A study published in the April 2008 issue of The American Journal of Clinical Nutrition(1) suggests an association between high egg consumption and all-cause mortality and the response from the American Egg Board is below.
The researchers, Djoussé and Gaziano, analyzed data from the Physicians Health Study I which followed male physicians over a 20 year period. As an epidemiological study, it does not show cause-and-effect and has other inherent weaknesses, the Egg Board response says.
The researchers did not control for a variety of factors including intake of other foods and nutrients including saturated fat. In addition, the high egg consumers exhibited other lifestyle and dietary patterns associated with increased health risks.
In an accompanying editorial, Dr. Robert Eckel, co-chair of the Committee on Cardiovascular and Metabolic Diseases, comments that “The study suffers from the lack of detailed dietary information that may confound the interpretation, such as patterns of dietary intake of saturated fat and trans fats.”(2) This is a significant point, given that some people who eat eggs often consume them with foods high in saturated fat.
In addition, the researchers do not comment on the level of diabetes control of the subjects. Poor diabetic control is associated with an increased risk of a number of chronic diseases that also effect mortality.
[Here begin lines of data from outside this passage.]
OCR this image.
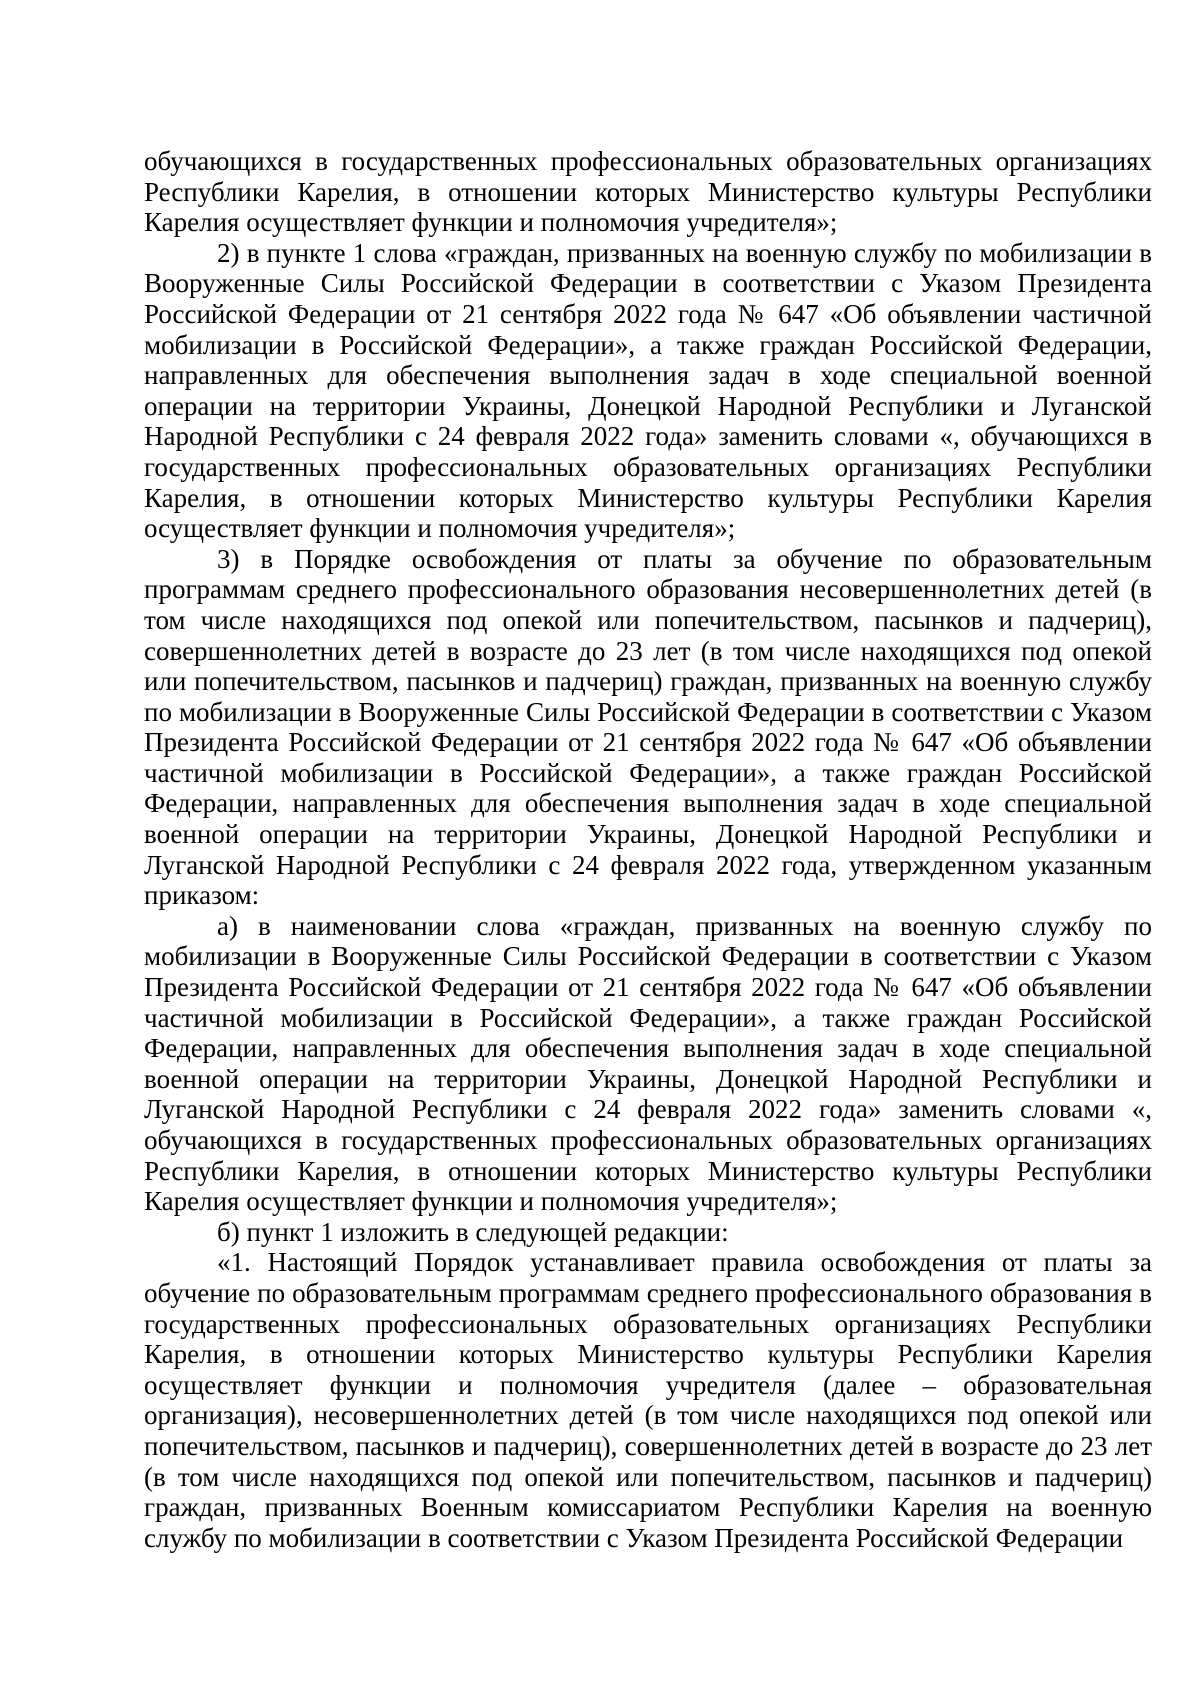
обучающихся в государственных профессиональных образовательных организациях Республики Карелия, в отношении которых Министерство культуры Республики Карелия осуществляет функции и полномочия учредителя»;

2) в пункте 1 слова «граждан, призванных на военную службу по мобилизации в Вооруженные Силы Российской Федерации в соответствии с Указом Президента Российской Федерации от 21 сентября 2022 года № 647 «Об объявлении частичной мобилизации в Российской Федерации», а также граждан Российской Федерации, направленных для обеспечения выполнения задач в ходе специальной военной операции на территории Украины, Донецкой Народной Республики и Луганской Народной Республики с 24 февраля 2022 года» заменить словами «, обучающихся в государственных профессиональных образовательных организациях Республики Карелия, в отношении которых Министерство культуры Республики Карелия осуществляет функции и полномочия учредителя»;

3) в Порядке освобождения от платы за обучение по образовательным программам среднего профессионального образования несовершеннолетних детей (в том числе находящихся под опекой или попечительством, пасынков и падчериц), совершеннолетних детей в возрасте до 23 лет (в том числе находящихся под опекой или попечительством, пасынков и падчериц) граждан, призванных на военную службу по мобилизации в Вооруженные Силы Российской Федерации в соответствии с Указом Президента Российской Федерации от 21 сентября 2022 года № 647 «Об объявлении частичной мобилизации в Российской Федерации», а также граждан Российской Федерации, направленных для обеспечения выполнения задач в ходе специальной военной операции на территории Украины, Донецкой Народной Республики и Луганской Народной Республики с 24 февраля 2022 года, утвержденном указанным приказом:

а) в наименовании слова «граждан, призванных на военную службу по мобилизации в Вооруженные Силы Российской Федерации в соответствии с Указом Президента Российской Федерации от 21 сентября 2022 года № 647 «Об объявлении частичной мобилизации в Российской Федерации», а также граждан Российской Федерации, направленных для обеспечения выполнения задач в ходе специальной военной операции на территории Украины, Донецкой Народной Республики и Луганской Народной Республики с 24 февраля 2022 года» заменить словами «, обучающихся в государственных профессиональных образовательных организациях Республики Карелия, в отношении которых Министерство культуры Республики Карелия осуществляет функции и полномочия учредителя»;

б) пункт 1 изложить в следующей редакции:

«1. Настоящий Порядок устанавливает правила освобождения от платы за обучение по образовательным программам среднего профессионального образования в государственных профессиональных образовательных организациях Республики Карелия, в отношении которых Министерство культуры Республики Карелия осуществляет функции и полномочия учредителя (далее – образовательная организация), несовершеннолетних детей (в том числе находящихся под опекой или попечительством, пасынков и падчериц), совершеннолетних детей в возрасте до 23 лет (в том числе находящихся под опекой или попечительством, пасынков и падчериц) граждан, призванных Военным комиссариатом Республики Карелия на военную службу по мобилизации в соответствии с Указом Президента Российской Федерации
Moreover, it is difficult to generalize these findings to the general population because the sample was based entirely on male physicians who may behave differently than the general population.
The most credible point in the study is that the researchers demonstrated there is no relationship between egg consumption and cardiovascular disease risk. This is consistent with a comprehensive body of research from the past 30 years which overwhelmingly shows that healthy adults can enjoy eggs without significantly impacting their risk of heart disease.(3)
The American Heart Association agrees that eggs can fit within heart-healthy guidelines when cholesterol from other sources is limited. Also, egg consumption does not significantly impact the LDL:HDL ratio – one of the best known and scientifically established indicators of heart disease risk.
Healthy adults should continue to enjoy eggs to increase their intake of a number of beneficial nutrients. One egg, including the yolk, has 13 essential vitamins and minerals, high-quality protein, healthy unsaturated fats and antioxidants, for only 70 calories.
(1) Djoussé L and Gaziano JM. Egg consumption in relation to cardiovascular disease and mortality: the Physicians’ Health Study. AJCN. 2008; 87;964-9.
(2) Eckel R. Egg consumption in relation to cardiovascular disease and mortality: the story gets more complex. AJCN. 2008; 87:799-800.
(3) Lee A and Griffin B. Dietary cholesterol, eggs and coronary heart disease risk in perspective. Nutrition Bulletin (British Nutrition Foundation). 2006; 31:21-27.